The abiu is a delicious creamy fruit native to the headwaters of the Amazon. This unique fruit grows on a medium height tree in hot and humid tropics and subtropics. With an elliptical, round, or pointed shape, the yellow colored abiu has a taste that is different from most other fruits.
The fruits have pearly white translucent pulp that is usually soft, like custard, though some types are firmer. It can contain 1-4 oval-shaped and dark-colored seeds. Unripe fruits have a gummy latex within them that hardens in air. The gel-like flesh is described as having a mild sweet with a distinct flavor resembling creme caramel candy and sometimes even a bit of pineapple! This delicious fruit with jelly flesh is can be eaten just by itself and tastes best as a chilled treat.
People in Columbia who want to eat the abiu are often recommended to grease their lips beforehand so that the latex in the fruit will not stick. Abiu can be sliced in half and the pulp easily scooped out with a spoon. However, you should try to avoid the unpalatable latex near the bright yellow-green skin. It’s usually eaten by itself, but sometimes is used in juices and sorbets, and added to ice cream.

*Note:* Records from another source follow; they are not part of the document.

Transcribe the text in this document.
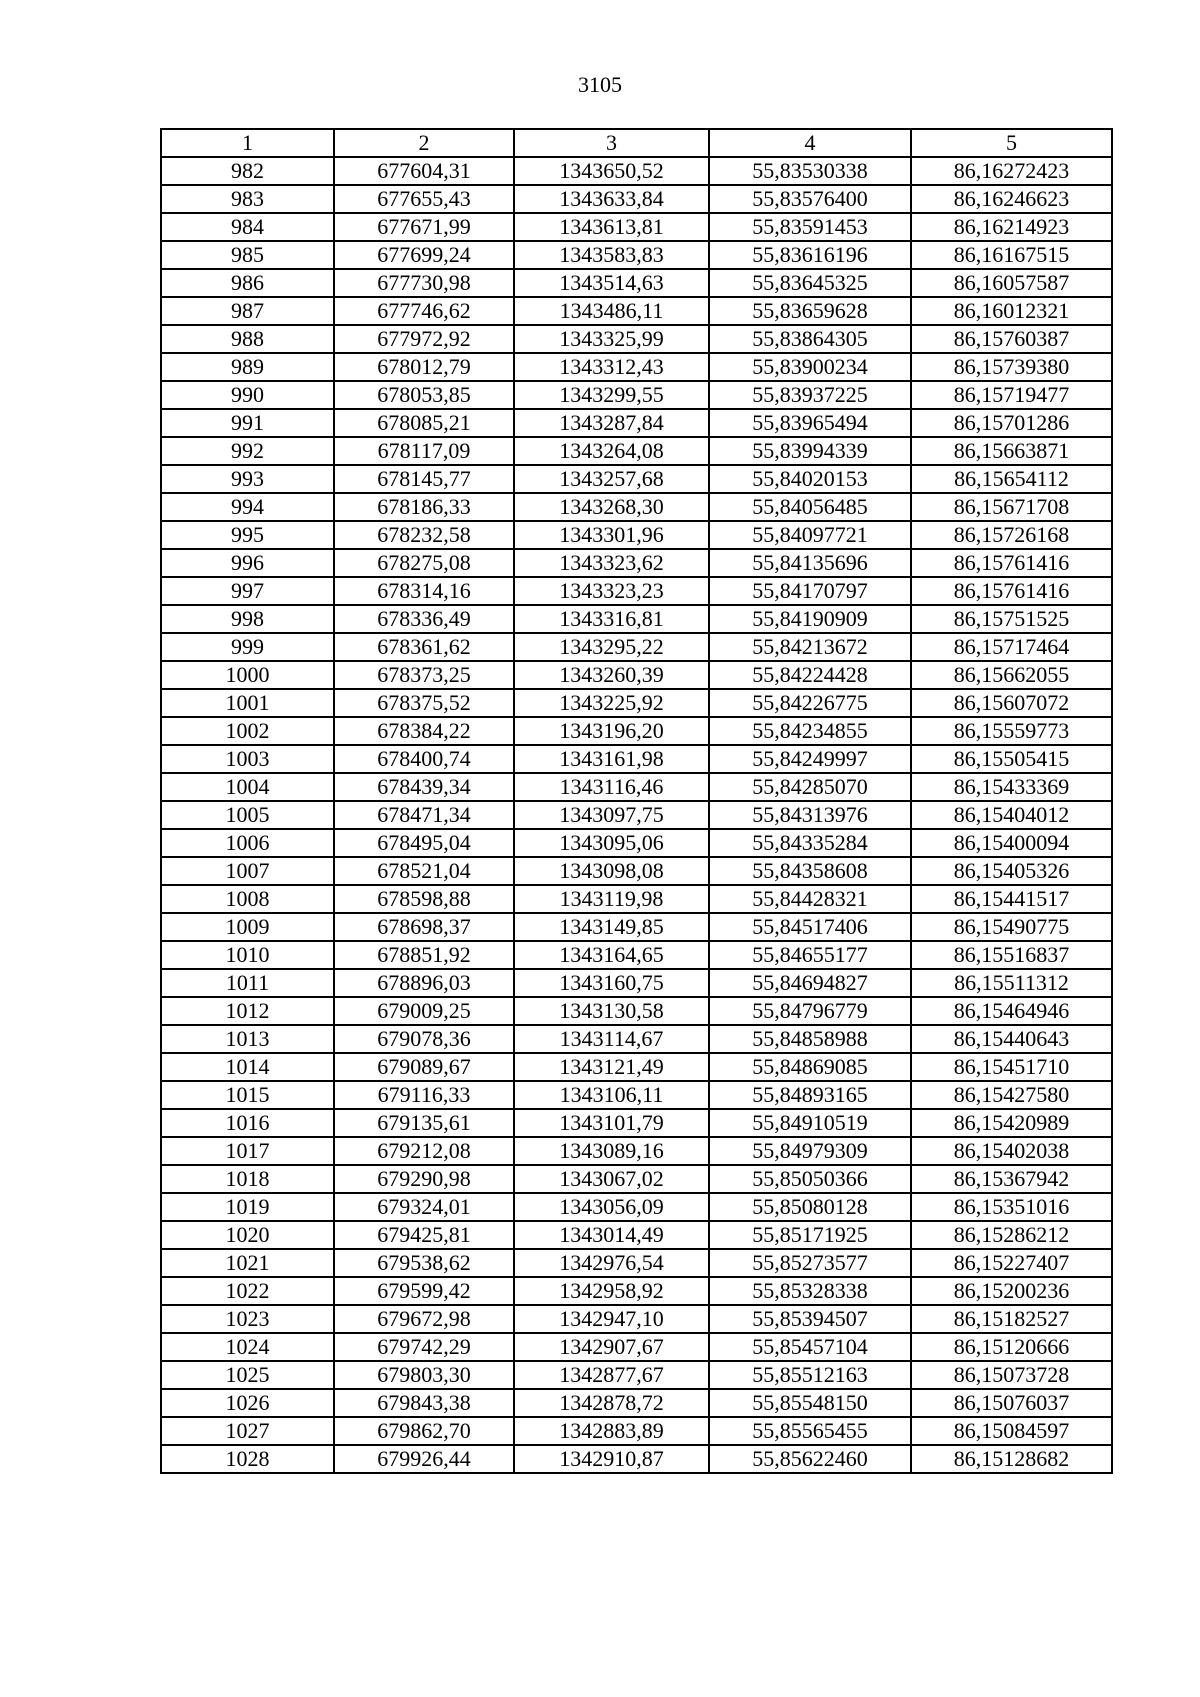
3105
1	2	3	4	5
982	677604,31	1343650,52	55,83530338	86,16272423
983	677655,43	1343633,84	55,83576400	86,16246623
984	677671,99	1343613,81	55,83591453	86,16214923
985	677699,24	1343583,83	55,83616196	86,16167515
986	677730,98	1343514,63	55,83645325	86,16057587
987	677746,62	1343486,11	55,83659628	86,16012321
988	677972,92	1343325,99	55,83864305	86,15760387
989	678012,79	1343312,43	55,83900234	86,15739380
990	678053,85	1343299,55	55,83937225	86,15719477
991	678085,21	1343287,84	55,83965494	86,15701286
992	678117,09	1343264,08	55,83994339	86,15663871
993	678145,77	1343257,68	55,84020153	86,15654112
994	678186,33	1343268,30	55,84056485	86,15671708
995	678232,58	1343301,96	55,84097721	86,15726168
996	678275,08	1343323,62	55,84135696	86,15761416
997	678314,16	1343323,23	55,84170797	86,15761416
998	678336,49	1343316,81	55,84190909	86,15751525
999	678361,62	1343295,22	55,84213672	86,15717464
1000	678373,25	1343260,39	55,84224428	86,15662055
1001	678375,52	1343225,92	55,84226775	86,15607072
1002	678384,22	1343196,20	55,84234855	86,15559773
1003	678400,74	1343161,98	55,84249997	86,15505415
1004	678439,34	1343116,46	55,84285070	86,15433369
1005	678471,34	1343097,75	55,84313976	86,15404012
1006	678495,04	1343095,06	55,84335284	86,15400094
1007	678521,04	1343098,08	55,84358608	86,15405326
1008	678598,88	1343119,98	55,84428321	86,15441517
1009	678698,37	1343149,85	55,84517406	86,15490775
1010	678851,92	1343164,65	55,84655177	86,15516837
1011	678896,03	1343160,75	55,84694827	86,15511312
1012	679009,25	1343130,58	55,84796779	86,15464946
1013	679078,36	1343114,67	55,84858988	86,15440643
1014	679089,67	1343121,49	55,84869085	86,15451710
1015	679116,33	1343106,11	55,84893165	86,15427580
1016	679135,61	1343101,79	55,84910519	86,15420989
1017	679212,08	1343089,16	55,84979309	86,15402038
1018	679290,98	1343067,02	55,85050366	86,15367942
1019	679324,01	1343056,09	55,85080128	86,15351016
1020	679425,81	1343014,49	55,85171925	86,15286212
1021	679538,62	1342976,54	55,85273577	86,15227407
1022	679599,42	1342958,92	55,85328338	86,15200236
1023	679672,98	1342947,10	55,85394507	86,15182527
1024	679742,29	1342907,67	55,85457104	86,15120666
1025	679803,30	1342877,67	55,85512163	86,15073728
1026	679843,38	1342878,72	55,85548150	86,15076037
1027	679862,70	1342883,89	55,85565455	86,15084597
1028	679926,44	1342910,87	55,85622460	86,15128682
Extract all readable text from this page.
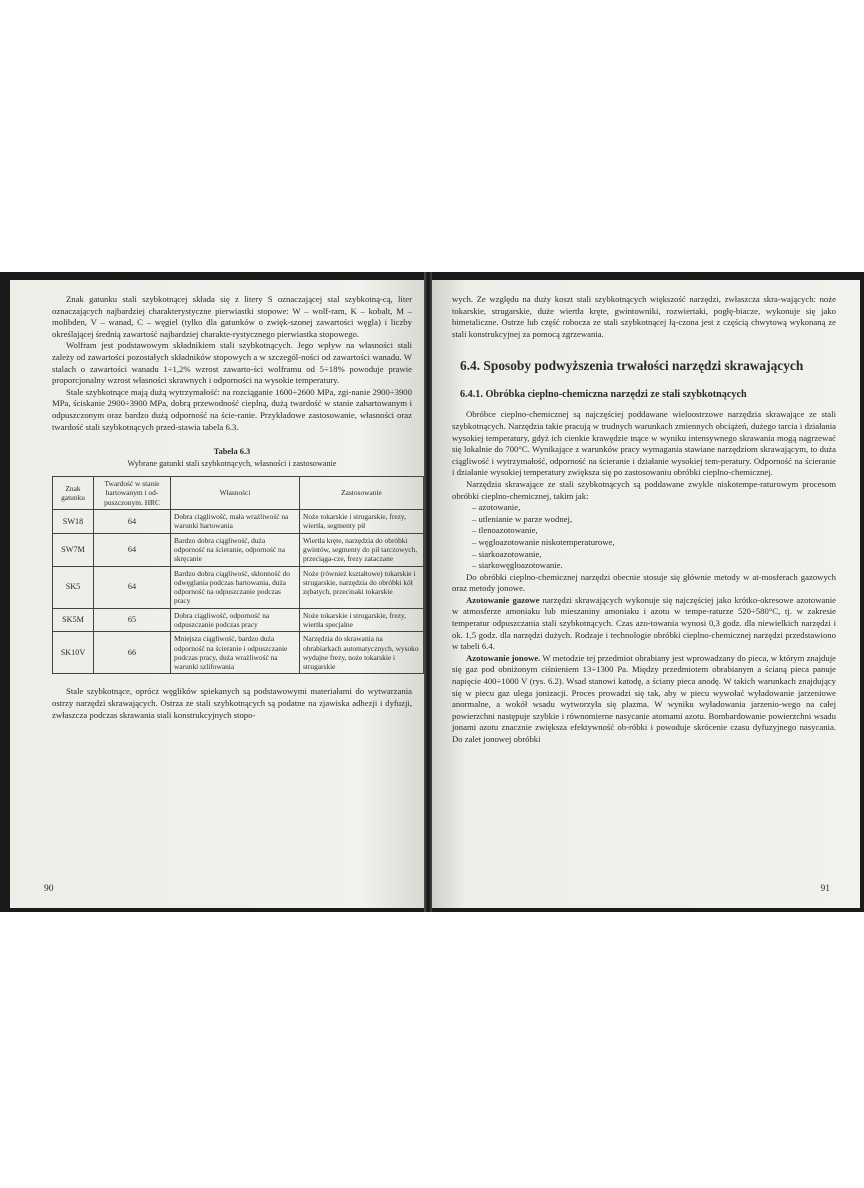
Znak gatunku stali szybkotnącej składa się z litery S oznaczającej stal szybkotną-cą, liter oznaczających najbardziej charakterystyczne pierwiastki stopowe: W – wolf-ram, K – kobalt, M – molibden, V – wanad, C – węgiel (tylko dla gatunków o zwięk-szonej zawartości węgla) i liczby określającej średnią zawartość najbardziej charakte-rystycznego pierwiastka stopowego.

Wolfram jest podstawowym składnikiem stali szybkotnących. Jego wpływ na własności stali zależy od zawartości pozostałych składników stopowych a w szczegól-ności od zawartości wanadu. W stalach o zawartości wanadu 1÷1,2% wzrost zawarto-ści wolframu od 5÷18% powoduje prawie proporcjonalny wzrost własności skrawnych i odporności na wysokie temperatury.

Stale szybkotnące mają dużą wytrzymałość: na rozciąganie 1600÷2600 MPa, zgi-nanie 2900÷3900 MPa, ściskanie 2900÷3900 MPa, dobrą przewodność cieplną, dużą twardość w stanie zahartowanym i odpuszczonym oraz bardzo dużą odporność na ście-ranie. Przykładowe zastosowanie, własności oraz twardość stali szybkotnących przed-stawia tabela 6.3.

Tabela 6.3
Wybrane gatunki stali szybkotnących, własności i zastosowanie
Znak gatunku	Twardość w stanie hartowanym i od-puszczonym. HRC	Własności	Zastosowanie
SW18	64	Dobra ciągliwość, mała wrażliwość na warunki hartowania	Noże tokarskie i strugarskie, frezy, wiertła, segmenty pił
SW7M	64	Bardzo dobra ciągliwość, duża odporność na ścieranie, odporność na skręcanie	Wiertła kręte, narzędzia do obróbki gwintów, segmenty do pił tarczowych, przeciąga-cze, frezy zataczane
SK5	64	Bardzo dobra ciągliwość, skłonność do odwęglania podczas hartowania, duża odporność na odpuszczanie podczas pracy	Noże (również kształtowe) tokarskie i strugarskie, narzędzia do obróbki kół zębatych, przecinaki tokarskie
SK5M	65	Dobra ciągliwość, odporność na odpuszczanie podczas pracy	Noże tokarskie i strugarskie, frezy, wiertła specjalne
SK10V	66	Mniejsza ciągliwość, bardzo duża odporność na ścieranie i odpuszczanie podczas pracy, duża wrażliwość na warunki szlifowania	Narzędzia do skrawania na obrabiarkach automatycznych, wysoko wydajne frezy, noże tokarskie i strugarskie

Stale szybkotnące, oprócz węglików spiekanych są podstawowymi materiałami do wytwarzania ostrzy narzędzi skrawających. Ostrza ze stali szybkotnących są podatne na zjawiska adhezji i dyfuzji, zwłaszcza podczas skrawania stali konstrukcyjnych stopo-

90

wych. Ze względu na duży koszt stali szybkotnących większość narzędzi, zwłaszcza skra-wających: noże tokarskie, strugarskie, duże wiertła kręte, gwintowniki, rozwiertaki, pogłę-biacze, wykonuje się jako bimetaliczne. Ostrze lub część robocza ze stali szybkotnącej łą-czona jest z częścią chwytową wykonaną ze stali konstrukcyjnej za pomocą zgrzewania.

6.4. Sposoby podwyższenia trwałości narzędzi skrawających
6.4.1. Obróbka cieplno-chemiczna narzędzi ze stali szybkotnących

Obróbce cieplno-chemicznej są najczęściej poddawane wieloostrzowe narzędzia skrawające ze stali szybkotnących. Narzędzia takie pracują w trudnych warunkach zmiennych obciążeń, dużego tarcia i działania wysokiej temperatury, gdyż ich cienkie krawędzie tnące w wyniku intensywnego skrawania mogą nagrzewać się lokalnie do 700°C. Wynikające z warunków pracy wymagania stawiane narzędziom skrawającym, to duża ciągliwość i wytrzymałość, odporność na ścieranie i działanie wysokiej tem-peratury. Odporność na ścieranie i działanie wysokiej temperatury zwiększa się po zastosowaniu obróbki cieplno-chemicznej.

Narzędzia skrawające ze stali szybkotnących są poddawane zwykle niskotempe-raturowym procesom obróbki cieplno-chemicznej, takim jak:

– azotowanie,
– utlenianie w parze wodnej,
– tlenoazotowanie,
– węgloazotowanie niskotemperaturowe,
– siarkoazotowanie,
– siarkowęgloazotowanie.

Do obróbki cieplno-chemicznej narzędzi obecnie stosuje się głównie metody w at-mosferach gazowych oraz metody jonowe.

Azotowanie gazowe narzędzi skrawających wykonuje się najczęściej jako krótko-okresowe azotowanie w atmosferze amoniaku lub mieszaniny amoniaku i azotu w tempe-raturze 520÷580°C, tj. w zakresie temperatur odpuszczania stali szybkotnących. Czas azo-towania wynosi 0,3 godz. dla niewielkich narzędzi i ok. 1,5 godz. dla narzędzi dużych. Rodzaje i technologie obróbki cieplno-chemicznej narzędzi przedstawiono w tabeli 6.4.

Azotowanie jonowe. W metodzie tej przedmiot obrabiany jest wprowadzany do pieca, w którym znajduje się gaz pod obniżonym ciśnieniem 13÷1300 Pa. Między przedmiotem obrabianym a ścianą pieca panuje napięcie 400÷1000 V (rys. 6.2). Wsad stanowi katodę, a ściany pieca anodę. W takich warunkach znajdujący się w piecu gaz ulega jonizacji. Proces prowadzi się tak, aby w piecu wywołać wyładowanie jarzeniowe anormalne, a wokół wsadu wytworzyła się plazma. W wyniku wyładowania jarzenio-wego na całej powierzchni następuje szybkie i równomierne nasycanie atomami azotu. Bombardowanie powierzchni wsadu jonami azotu znacznie zwiększa efektywność ob-róbki i powoduje skrócenie czasu dyfuzyjnego nasycania. Do zalet jonowej obróbki

91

The abiu provides many things of nutritional value, such as vitamin A and C, phosphorus and calcium. If you want to have healthy eyes, vitamin A will help you. Abiu also has a high amount of fiber, which is essential to the digestive system. In Brazil, the fruit is eaten to treat coughs, bronchitis and other related irritations. The latex inside abiu fruits are put on abscesses and used as a vermifuge or purge.